Want to know why these students are protesting against police brutality, police militarization, racial profiling, and bringing justice to young Black men and women?

Want to know why these students are joining the millions of protesters nationwide who are--quite literally--marching for their lives?

Want to know why these stories about Trayvon Martin, Michael Brown, John Crawford III, Tamir Rice, Eric Garner, and Aiyana Jones piss us the fuck off?

Then Ask.

Ask us what it's like to be asked, "Do you go here?"
Ask us what it's like to be followed by the Emory Police.
Ask us if we think a joke about lynching and burning students who "don't belong here because of Affirmative Action" is funny.
Ask us what it's like to see the entire Emory community rally to support the Jewish community in their time of need...but not yours.
Ask us how easy it is to get into frat parties.
Ask us how it feels to be one of two Black people in your class.
Ask us how it feels when people say, "Just get over it."
Ask us how it feels to feel less supported by the university than some of your peers.

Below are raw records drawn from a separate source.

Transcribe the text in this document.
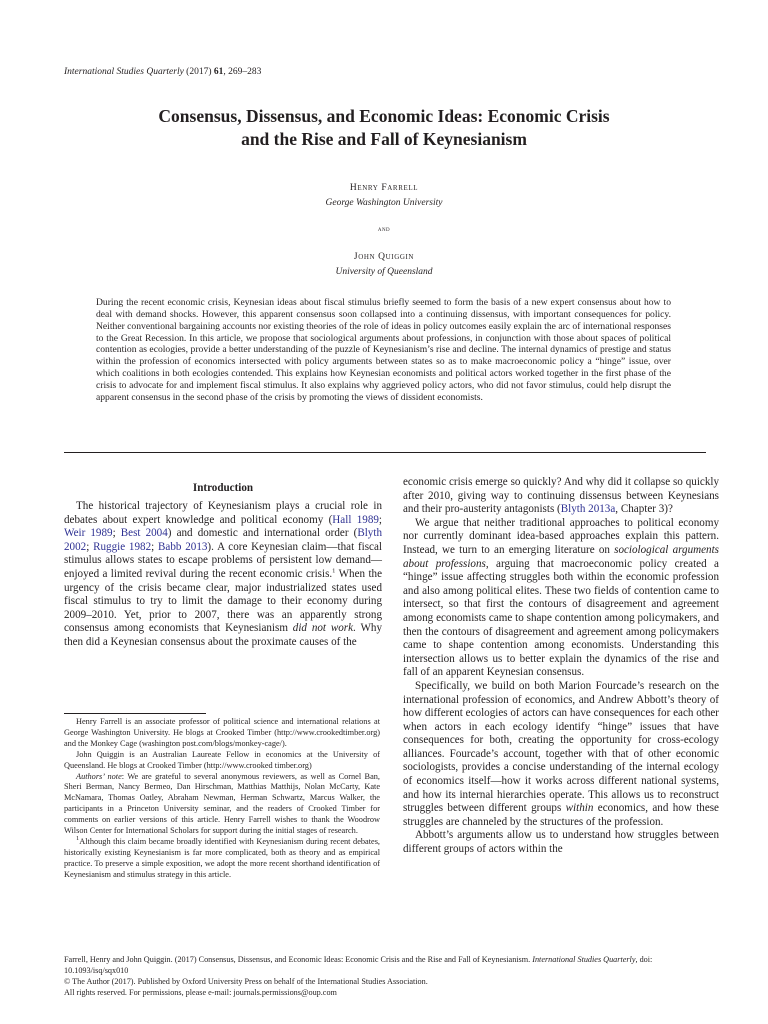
International Studies Quarterly (2017) 61, 269–283
Consensus, Dissensus, and Economic Ideas: Economic Crisis
and the Rise and Fall of Keynesianism
Henry Farrell
George Washington University
and
John Quiggin
University of Queensland
During the recent economic crisis, Keynesian ideas about fiscal stimulus briefly seemed to form the basis of a new expert consensus about how to deal with demand shocks. However, this apparent consensus soon collapsed into a continuing dissensus, with important consequences for policy. Neither conventional bargaining accounts nor existing theories of the role of ideas in policy outcomes easily explain the arc of international responses to the Great Recession. In this article, we propose that sociological arguments about professions, in conjunction with those about spaces of political contention as ecologies, provide a better understanding of the puzzle of Keynesianism’s rise and decline. The internal dynamics of prestige and status within the profession of economics intersected with policy arguments between states so as to make macroeconomic policy a “hinge” issue, over which coalitions in both ecologies contended. This explains how Keynesian economists and political actors worked together in the first phase of the crisis to advocate for and implement fiscal stimulus. It also explains why aggrieved policy actors, who did not favor stimulus, could help disrupt the apparent consensus in the second phase of the crisis by promoting the views of dissident economists.
Introduction

The historical trajectory of Keynesianism plays a crucial role in debates about expert knowledge and political economy (Hall 1989; Weir 1989; Best 2004) and domestic and international order (Blyth 2002; Ruggie 1982; Babb 2013). A core Keynesian claim—that fiscal stimulus allows states to escape problems of persistent low demand—enjoyed a limited revival during the recent economic crisis.$^1$ When the urgency of the crisis became clear, major industrialized states used fiscal stimulus to try to limit the damage to their economy during 2009–2010. Yet, prior to 2007, there was an apparently strong consensus among economists that Keynesianism did not work. Why then did a Keynesian consensus about the proximate causes of the

Henry Farrell is an associate professor of political science and international relations at George Washington University. He blogs at Crooked Timber (http://www.crookedtimber.org) and the Monkey Cage (washington post.com/blogs/monkey-cage/).

John Quiggin is an Australian Laureate Fellow in economics at the University of Queensland. He blogs at Crooked Timber (http://www.crooked timber.org)

Authors’ note: We are grateful to several anonymous reviewers, as well as Cornel Ban, Sheri Berman, Nancy Bermeo, Dan Hirschman, Matthias Matthijs, Nolan McCarty, Kate McNamara, Thomas Oatley, Abraham Newman, Herman Schwartz, Marcus Walker, the participants in a Princeton University seminar, and the readers of Crooked Timber for comments on earlier versions of this article. Henry Farrell wishes to thank the Woodrow Wilson Center for International Scholars for support during the initial stages of research.

$^1$Although this claim became broadly identified with Keynesianism during recent debates, historically existing Keynesianism is far more complicated, both as theory and as empirical practice. To preserve a simple exposition, we adopt the more recent shorthand identification of Keynesianism and stimulus strategy in this article.

economic crisis emerge so quickly? And why did it collapse so quickly after 2010, giving way to continuing dissensus between Keynesians and their pro-austerity antagonists (Blyth 2013a, Chapter 3)?

We argue that neither traditional approaches to political economy nor currently dominant idea-based approaches explain this pattern. Instead, we turn to an emerging literature on sociological arguments about professions, arguing that macroeconomic policy created a “hinge” issue affecting struggles both within the economic profession and also among political elites. These two fields of contention came to intersect, so that first the contours of disagreement and agreement among economists came to shape contention among policymakers, and then the contours of disagreement and agreement among policymakers came to shape contention among economists. Understanding this intersection allows us to better explain the dynamics of the rise and fall of an apparent Keynesian consensus.

Specifically, we build on both Marion Fourcade’s research on the international profession of economics, and Andrew Abbott’s theory of how different ecologies of actors can have consequences for each other when actors in each ecology identify “hinge” issues that have consequences for both, creating the opportunity for cross-ecology alliances. Fourcade’s account, together with that of other economic sociologists, provides a concise understanding of the internal ecology of economics itself—how it works across different national systems, and how its internal hierarchies operate. This allows us to reconstruct struggles between different groups within economics, and how these struggles are channeled by the structures of the profession.

Abbott’s arguments allow us to understand how struggles between different groups of actors within the

Farrell, Henry and John Quiggin. (2017) Consensus, Dissensus, and Economic Ideas: Economic Crisis and the Rise and Fall of Keynesianism. International Studies Quarterly, doi: 10.1093/isq/sqx010

© The Author (2017). Published by Oxford University Press on behalf of the International Studies Association.

All rights reserved. For permissions, please e-mail: journals.permissions@oup.com
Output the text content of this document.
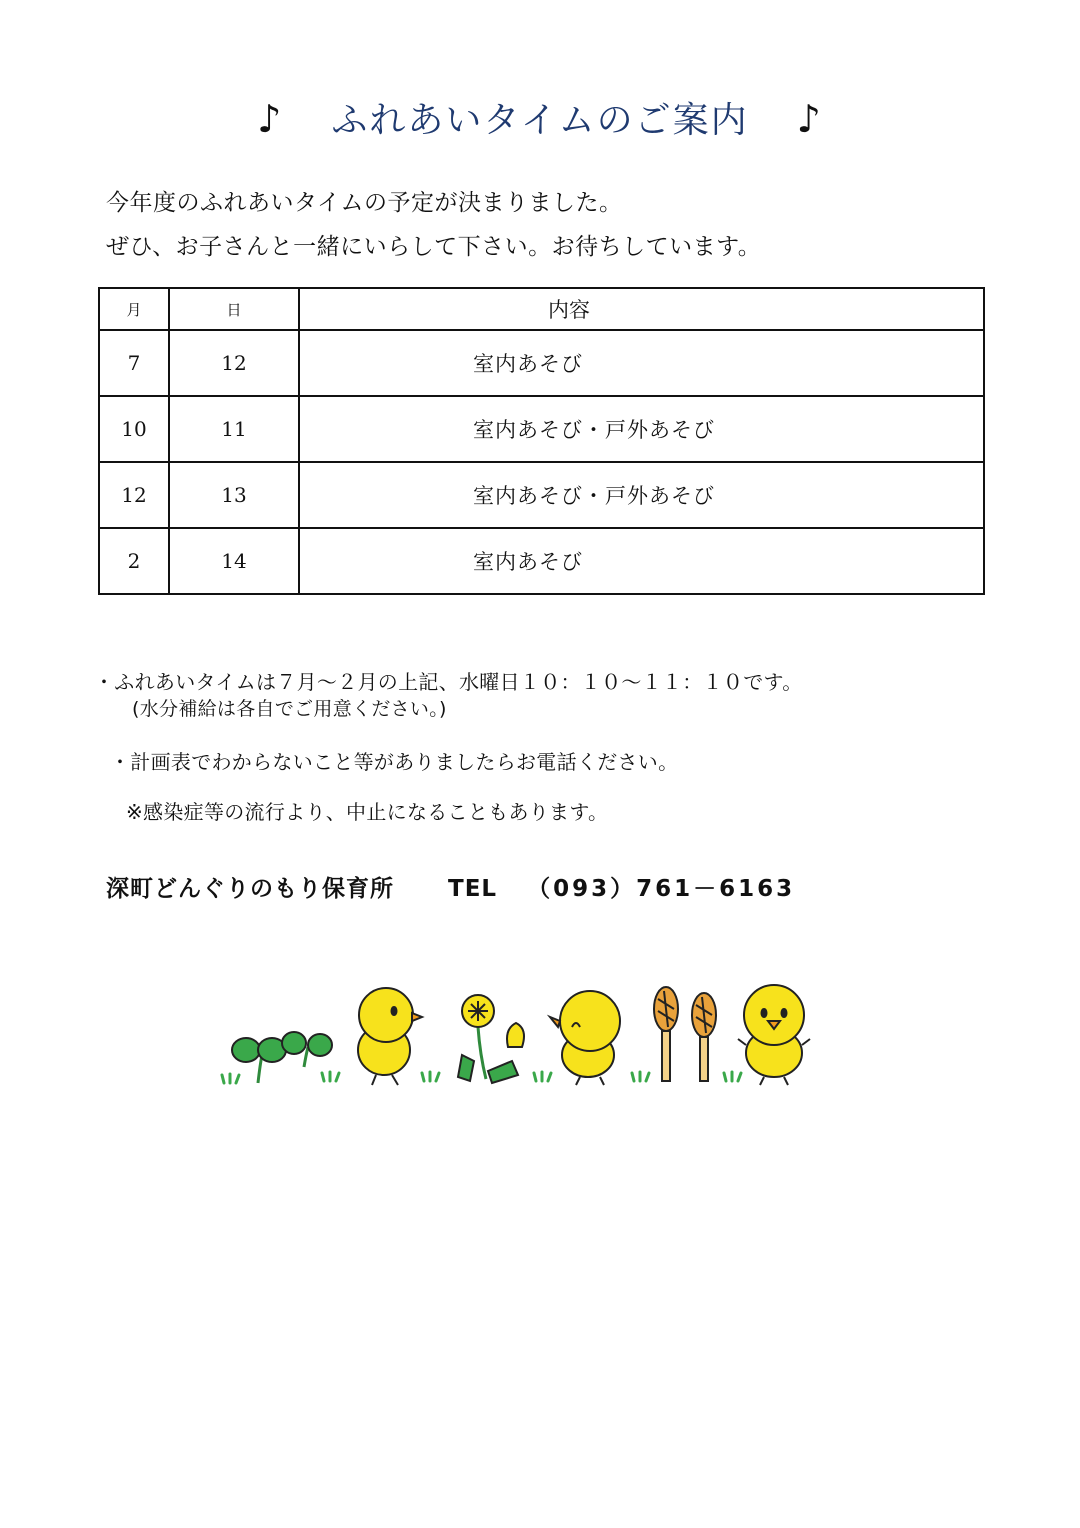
♪ ふれあいタイムのご案内 ♪
今年度のふれあいタイムの予定が決まりました。
ぜひ、お子さんと一緒にいらして下さい。お待ちしています。
月	日	内容
7	12	室内あそび
10	11	室内あそび・戸外あそび
12	13	室内あそび・戸外あそび
2	14	室内あそび
・ふれあいタイムは７月～２月の上記、水曜日１０：１０～１１：１０です。
(水分補給は各自でご用意ください。)
・計画表でわからないこと等がありましたらお電話ください。
※感染症等の流行より、中止になることもあります。
深町どんぐりのもり保育所 TEL （093）761－6163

Ask us how it feels to be Black at Emory University. Ask us how it feels to be Black in White America.

But most of you won't. My classmates didn't ask me anything about my film. They didn't ask how long these incidents on campus were going on. They didn't tell me their thoughts on the problem. They didn't ask how I felt. They didn't ask me anything. And the beauty of it all was: they didn't have to. I mean, it didn't affect their final grade, but it would affect mine.

Anyway, you probably should get back to studying. Just wanted to tell you your White privilege is showing.



  1. From an Emory alumn - will you post your documentary please? I'd really like to see it and it seems like something that should be publicized.